(T)Error

There is little doubt that since the end of the Cold War, the dominant political climate in the world has been defined by fear. We call them terrorists, because their principal weapon is terror. The attackers seek to control the attacked by making them afraid. The attacked have by and large taken up the same weapons and tried to make the attackers afraid. It’s a vicious cycle, and over time, those fear-weapons turn inward, and everyone is afraid of everyone else, even their neighbors, and everyone is trying to make everyone else, even their neighbors, feel afraid.

[T]Error is a documentary that follows one of those fearful fear-mongers, a man who works as an informant for the FBI. He goes by many names as part of his cover, and prior to being an informant, he was both in prison and a member of the Black Panther party during the Civil Right’s Movement in the 60s. His prior conviction makes it difficult for him to find other work, and his original sentence was alleviated because he agreed to work for the FBI. This man is a spy, but he’s nothing like James Bond. He’s an overweight, poor, elderly African American Muslim man who has no other option than to do what the FBI asks.
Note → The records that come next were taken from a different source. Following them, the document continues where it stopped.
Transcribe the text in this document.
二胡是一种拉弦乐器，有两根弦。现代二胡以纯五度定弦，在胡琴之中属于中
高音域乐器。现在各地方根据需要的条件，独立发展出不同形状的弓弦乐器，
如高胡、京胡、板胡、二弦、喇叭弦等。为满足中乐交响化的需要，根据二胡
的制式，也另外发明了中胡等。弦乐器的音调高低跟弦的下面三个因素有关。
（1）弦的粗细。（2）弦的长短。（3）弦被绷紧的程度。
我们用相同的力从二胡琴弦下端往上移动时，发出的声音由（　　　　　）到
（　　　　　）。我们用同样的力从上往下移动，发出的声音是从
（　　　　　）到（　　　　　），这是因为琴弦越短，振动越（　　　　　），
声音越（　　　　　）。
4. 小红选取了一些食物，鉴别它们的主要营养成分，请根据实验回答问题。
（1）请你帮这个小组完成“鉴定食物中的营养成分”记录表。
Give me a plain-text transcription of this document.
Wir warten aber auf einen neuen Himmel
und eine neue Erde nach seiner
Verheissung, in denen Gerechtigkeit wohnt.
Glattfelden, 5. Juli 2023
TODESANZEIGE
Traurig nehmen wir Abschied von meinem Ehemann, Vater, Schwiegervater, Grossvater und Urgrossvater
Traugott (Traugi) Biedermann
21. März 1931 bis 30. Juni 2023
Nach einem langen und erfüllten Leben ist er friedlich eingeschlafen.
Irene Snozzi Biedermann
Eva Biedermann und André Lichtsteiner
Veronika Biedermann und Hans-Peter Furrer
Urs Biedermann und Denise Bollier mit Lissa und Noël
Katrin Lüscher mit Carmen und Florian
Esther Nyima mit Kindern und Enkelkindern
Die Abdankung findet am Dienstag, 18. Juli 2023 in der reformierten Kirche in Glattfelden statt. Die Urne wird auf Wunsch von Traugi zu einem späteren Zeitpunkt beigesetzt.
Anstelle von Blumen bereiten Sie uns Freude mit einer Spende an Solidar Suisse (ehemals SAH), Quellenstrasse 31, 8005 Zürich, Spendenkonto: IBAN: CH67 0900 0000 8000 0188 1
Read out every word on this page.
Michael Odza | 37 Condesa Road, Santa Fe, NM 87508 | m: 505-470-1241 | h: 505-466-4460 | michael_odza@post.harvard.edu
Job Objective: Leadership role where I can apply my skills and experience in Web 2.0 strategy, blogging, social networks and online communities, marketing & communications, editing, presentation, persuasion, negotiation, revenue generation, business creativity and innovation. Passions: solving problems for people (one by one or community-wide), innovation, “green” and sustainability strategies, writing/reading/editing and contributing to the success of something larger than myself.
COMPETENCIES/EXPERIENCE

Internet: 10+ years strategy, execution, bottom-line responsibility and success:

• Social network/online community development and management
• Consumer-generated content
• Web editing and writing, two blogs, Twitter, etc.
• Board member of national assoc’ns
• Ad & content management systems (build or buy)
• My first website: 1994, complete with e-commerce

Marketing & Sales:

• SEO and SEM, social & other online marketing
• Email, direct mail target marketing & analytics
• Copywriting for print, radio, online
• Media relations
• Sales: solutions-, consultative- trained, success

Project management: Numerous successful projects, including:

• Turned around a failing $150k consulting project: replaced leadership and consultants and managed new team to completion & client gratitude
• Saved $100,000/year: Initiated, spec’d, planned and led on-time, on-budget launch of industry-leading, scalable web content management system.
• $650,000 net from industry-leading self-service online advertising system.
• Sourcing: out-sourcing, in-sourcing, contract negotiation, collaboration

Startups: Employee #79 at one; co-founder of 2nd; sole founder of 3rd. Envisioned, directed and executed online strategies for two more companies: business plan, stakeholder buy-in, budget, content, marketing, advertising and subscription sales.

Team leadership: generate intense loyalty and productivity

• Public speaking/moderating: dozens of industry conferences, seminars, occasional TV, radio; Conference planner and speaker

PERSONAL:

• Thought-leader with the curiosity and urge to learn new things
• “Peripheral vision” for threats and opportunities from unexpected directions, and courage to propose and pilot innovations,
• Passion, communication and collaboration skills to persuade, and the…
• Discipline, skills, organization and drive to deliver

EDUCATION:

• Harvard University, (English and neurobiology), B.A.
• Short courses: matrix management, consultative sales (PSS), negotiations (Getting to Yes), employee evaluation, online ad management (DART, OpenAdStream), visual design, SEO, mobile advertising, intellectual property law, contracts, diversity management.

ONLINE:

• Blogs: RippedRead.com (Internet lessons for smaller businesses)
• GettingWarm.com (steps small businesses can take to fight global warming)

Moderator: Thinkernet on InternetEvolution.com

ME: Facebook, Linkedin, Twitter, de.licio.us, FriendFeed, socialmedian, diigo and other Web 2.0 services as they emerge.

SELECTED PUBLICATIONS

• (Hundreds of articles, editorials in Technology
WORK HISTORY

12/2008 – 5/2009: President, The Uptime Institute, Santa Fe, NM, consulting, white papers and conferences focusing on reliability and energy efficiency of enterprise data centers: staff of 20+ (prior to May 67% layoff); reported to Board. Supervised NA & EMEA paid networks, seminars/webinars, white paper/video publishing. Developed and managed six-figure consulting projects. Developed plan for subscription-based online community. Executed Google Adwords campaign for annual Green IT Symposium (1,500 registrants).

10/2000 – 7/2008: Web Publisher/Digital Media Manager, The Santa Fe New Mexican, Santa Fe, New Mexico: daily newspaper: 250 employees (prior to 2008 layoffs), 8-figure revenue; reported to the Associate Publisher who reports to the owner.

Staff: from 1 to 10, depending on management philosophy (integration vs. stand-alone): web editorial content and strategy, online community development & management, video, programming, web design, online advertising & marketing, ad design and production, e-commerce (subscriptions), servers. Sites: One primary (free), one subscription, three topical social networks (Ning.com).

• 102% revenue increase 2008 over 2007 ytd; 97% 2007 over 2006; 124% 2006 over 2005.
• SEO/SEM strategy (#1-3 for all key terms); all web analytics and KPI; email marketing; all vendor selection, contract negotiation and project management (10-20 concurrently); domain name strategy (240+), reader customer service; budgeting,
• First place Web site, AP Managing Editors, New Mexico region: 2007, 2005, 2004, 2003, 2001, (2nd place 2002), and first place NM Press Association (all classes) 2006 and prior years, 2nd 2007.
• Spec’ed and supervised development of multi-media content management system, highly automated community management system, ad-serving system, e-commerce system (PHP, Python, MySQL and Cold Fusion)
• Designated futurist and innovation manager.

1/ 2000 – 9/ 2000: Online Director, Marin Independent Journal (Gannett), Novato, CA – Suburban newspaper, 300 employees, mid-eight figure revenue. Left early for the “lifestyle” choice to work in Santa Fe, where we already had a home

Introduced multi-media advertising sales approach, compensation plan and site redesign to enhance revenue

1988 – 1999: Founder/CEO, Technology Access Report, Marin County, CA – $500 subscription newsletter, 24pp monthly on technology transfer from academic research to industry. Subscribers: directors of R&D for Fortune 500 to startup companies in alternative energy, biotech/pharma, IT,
His target in this documentary is a young Muslim man in Pittsburg who the FBI thinks is capable of turning radical and joining Al Quaeda. This man frequently rants against America on Facebook and in YouTube videos, reads up on radical Islam and military tactics, and frequents a gun range where he practices with an high-powered automatic rifle. Our spy befriends him in hopes of getting him to confess that he’d like to join Al Quaeda.

[T]Error is a fine documentary in that its aim is to explore and discover this world of FBI informants and their targets. The filmmakers began following the spy because they found him interesting. They discovered more about his life as they filmed. Then, at a key point in their documentation, a second path opened up to them in the story, and they had the wisdom to follow it. What they discover complicates everything they had documented before. [T]Error is an open film, and it invites discussion.

That’s not to say it isn’t also pointed. The film certainly has an opinion on what it depicts. The “big bad” in the film throughout is the FBI. The FBI is a nameless, faceless, always shadowed entity that manipulates and controls the lives of both the spy and his target. The film is highly critical of this method of (arguable) entrapment that the FBI uses to capture these suspected, possible terrorists. Issues of free speech, due process, religious freedom, and justice abound.

Overall, I found the film deeply disheartening, because it so well captures the repercussions of this climate of fear that we’ve allowed to persist for the last two decades. Look at what we’re doing to ourselves. Furthermore, [T]Error makes clear the limits of human justice. No matter our good intentions—and I really do believe the intentions of the FBI, and therefore, us, the people whom they work for—we are sinful, and all our attempts to promote good and stop evil in the world are tainted by this sin. We want to save, and yet we condemn the innocent. Come, Lord Jesus, and bring your truly just kingdom to earth.